EdgeTrain is highly customizable. You can easily modify:
- Resource Adjustment Thresholds: Set CPU/GPU usage ranges to trigger adjustments.
- Training Configuration Settings: Adjust batch size increment, learning rate adjustments, and more.
- Fixed Pruning Strategy: Pruning is applied with a constant ratio and stripped at the end to improve deployment efficiency.
This version introduces a refined adaptive training strategy with a constant pruning ratio. Key updates:
- Score Calculation: This version now computes an accuracy score and a memory score based on resource usage and model performance.
- Parameter Prioritization: Accuracy and memory scores are weighted according to default or user-defined priority weighting schemes to idenfity a priority order for parameter adjustment. Only the top priority paramater is adjusted in each epoch.
- Batch size priority is weighted by memory usage.
- Learning rate priority is inversely weighted by accuracy improvement (i.e. increases if accuracy stagnates).
- Fixed Pruning Ratio: Pruning is constant and is stripped at the end.
- Code Quality Improvements: Added pre-commit hooks and CI linting for consistency.

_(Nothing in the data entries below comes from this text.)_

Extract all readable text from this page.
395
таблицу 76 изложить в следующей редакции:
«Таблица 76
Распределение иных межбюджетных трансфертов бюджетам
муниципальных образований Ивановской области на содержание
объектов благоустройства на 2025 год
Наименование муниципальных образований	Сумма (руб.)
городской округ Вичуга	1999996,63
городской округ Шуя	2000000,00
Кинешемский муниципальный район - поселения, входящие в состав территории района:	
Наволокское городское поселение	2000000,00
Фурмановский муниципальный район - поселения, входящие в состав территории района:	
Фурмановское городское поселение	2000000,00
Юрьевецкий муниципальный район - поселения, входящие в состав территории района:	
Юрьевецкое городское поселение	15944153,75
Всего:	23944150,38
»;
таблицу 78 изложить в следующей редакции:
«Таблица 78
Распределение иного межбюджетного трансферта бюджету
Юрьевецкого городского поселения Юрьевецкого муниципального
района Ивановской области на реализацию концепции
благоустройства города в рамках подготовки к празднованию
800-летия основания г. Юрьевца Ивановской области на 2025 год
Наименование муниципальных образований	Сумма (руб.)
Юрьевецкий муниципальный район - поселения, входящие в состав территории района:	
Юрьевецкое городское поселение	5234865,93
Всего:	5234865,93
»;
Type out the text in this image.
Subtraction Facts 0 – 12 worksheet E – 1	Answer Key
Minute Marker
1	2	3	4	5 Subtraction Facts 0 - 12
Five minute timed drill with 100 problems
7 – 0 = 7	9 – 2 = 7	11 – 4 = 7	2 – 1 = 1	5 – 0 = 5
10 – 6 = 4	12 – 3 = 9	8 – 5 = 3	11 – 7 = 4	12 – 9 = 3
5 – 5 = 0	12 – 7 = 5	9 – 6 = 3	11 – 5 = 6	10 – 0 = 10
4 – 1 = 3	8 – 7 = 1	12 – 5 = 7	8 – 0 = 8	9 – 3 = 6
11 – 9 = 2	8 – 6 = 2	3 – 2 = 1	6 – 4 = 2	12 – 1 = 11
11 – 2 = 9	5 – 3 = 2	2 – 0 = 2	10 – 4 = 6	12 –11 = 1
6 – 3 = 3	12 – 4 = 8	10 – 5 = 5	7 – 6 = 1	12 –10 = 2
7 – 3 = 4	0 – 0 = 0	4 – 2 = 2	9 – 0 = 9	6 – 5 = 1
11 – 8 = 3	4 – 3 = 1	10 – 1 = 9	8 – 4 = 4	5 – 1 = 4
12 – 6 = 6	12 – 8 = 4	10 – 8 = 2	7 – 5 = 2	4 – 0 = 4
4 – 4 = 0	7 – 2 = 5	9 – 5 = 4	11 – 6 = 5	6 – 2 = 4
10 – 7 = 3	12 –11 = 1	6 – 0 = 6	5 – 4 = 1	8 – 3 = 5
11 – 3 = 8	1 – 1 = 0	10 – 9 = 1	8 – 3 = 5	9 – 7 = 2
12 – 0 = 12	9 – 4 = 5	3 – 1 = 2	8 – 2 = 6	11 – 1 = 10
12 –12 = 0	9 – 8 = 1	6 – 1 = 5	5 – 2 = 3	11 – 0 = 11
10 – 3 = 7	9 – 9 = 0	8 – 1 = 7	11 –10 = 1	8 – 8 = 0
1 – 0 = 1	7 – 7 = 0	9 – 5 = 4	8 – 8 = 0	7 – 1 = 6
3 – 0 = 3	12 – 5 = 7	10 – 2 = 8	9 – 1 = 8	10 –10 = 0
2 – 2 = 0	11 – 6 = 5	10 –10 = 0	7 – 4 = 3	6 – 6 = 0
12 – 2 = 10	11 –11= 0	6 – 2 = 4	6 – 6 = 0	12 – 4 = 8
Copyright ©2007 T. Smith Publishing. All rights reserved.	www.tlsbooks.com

You can install the latest version of EdgeTrain via pip:
pip install https://github.com/BradleyEdelman/EdgeTrain/releases/download/v0.2.0/edgetrain-0.2.0.tar.gz
Alternatively, clone the repository and install manually:
# Clone the repository
git clone https://github.com/BradleyEdelman/edgetrain.git
# Checkout the desired version
cd edgetrain
git checkout tags/v0.2.0
# Install the package
pip install .
To use EdgeTrain, simply import the package and configure your training environment. Below is an example of using EdgeTrain with a TensorFlow model:
import edgetrain
# Example of resource monitoring and training with dynamic adjustments
train_dataset = {'images': train_images, 'labels': train_labels}
final_model, history = edgetrain.dynamic_train(
train_dataset,
epochs=10,
batch_size=32,
lr=1e-3,
log_file="resource_log.csv",
dynamic_adjustments=True
)
# Plot resource usage, parameter scoring and prioritization, and parameter values over time
edgetrain.log_usage_plot("resource_log.csv")
EdgeTrain/
├── edgetrain/
│ ├── __init__.py
│ ├── adjust_train_parameters.py
│ ├── calculate_priorities.py
│ ├── calculate_scores.py
│ ├── create_model.py
│ ├── dynamic_train.py
│ ├── edgetrain_folder.py
│ ├── resource_monitor.py
│ └── train_visualize.py
│
├── notebooks/
│ └── EdgeTrain_example.ipynb
│
├── tests/
│ ├── __init__.py
│ ├── test_adjust_train_parameters.py
│ ├── test_calculate_priorities.py
│ ├── test_calculate_scores.py
│ ├── test_create_model_tf.py
│ ├── test_log_usage_once.py
│ └── test_sys_resources.py
│
├── .github/workflows/
│ ├── ci.yml
│ └── lint.yml
│
├── .flake8
├── .gitignore
├── .isort.cfg
├── .pre-commit-config.yaml
├── CHANGELOG.md
├── LICENSE
├── README.md
├── requirements-dev.txt
├── requirements.txt
├── setup.py
Contributions are welcomed:
- Reporting bugs or requesting features: GitHub Issues
- Improve documentation: Help refine explanations and add examples
- Testing: Test EdgeTrain using mode complex models and datasets in heavily resource-constrained environments
This project is licensed under the MIT License - see the LICENSE file for details.
- Currently supports TensorFlow only. Future updates will expand framework support.
- Gradient accumulation: Planned for a future release to further optimize memory usage
- Resource usage thresholds are still in an experimental phase and may require fine-tuning.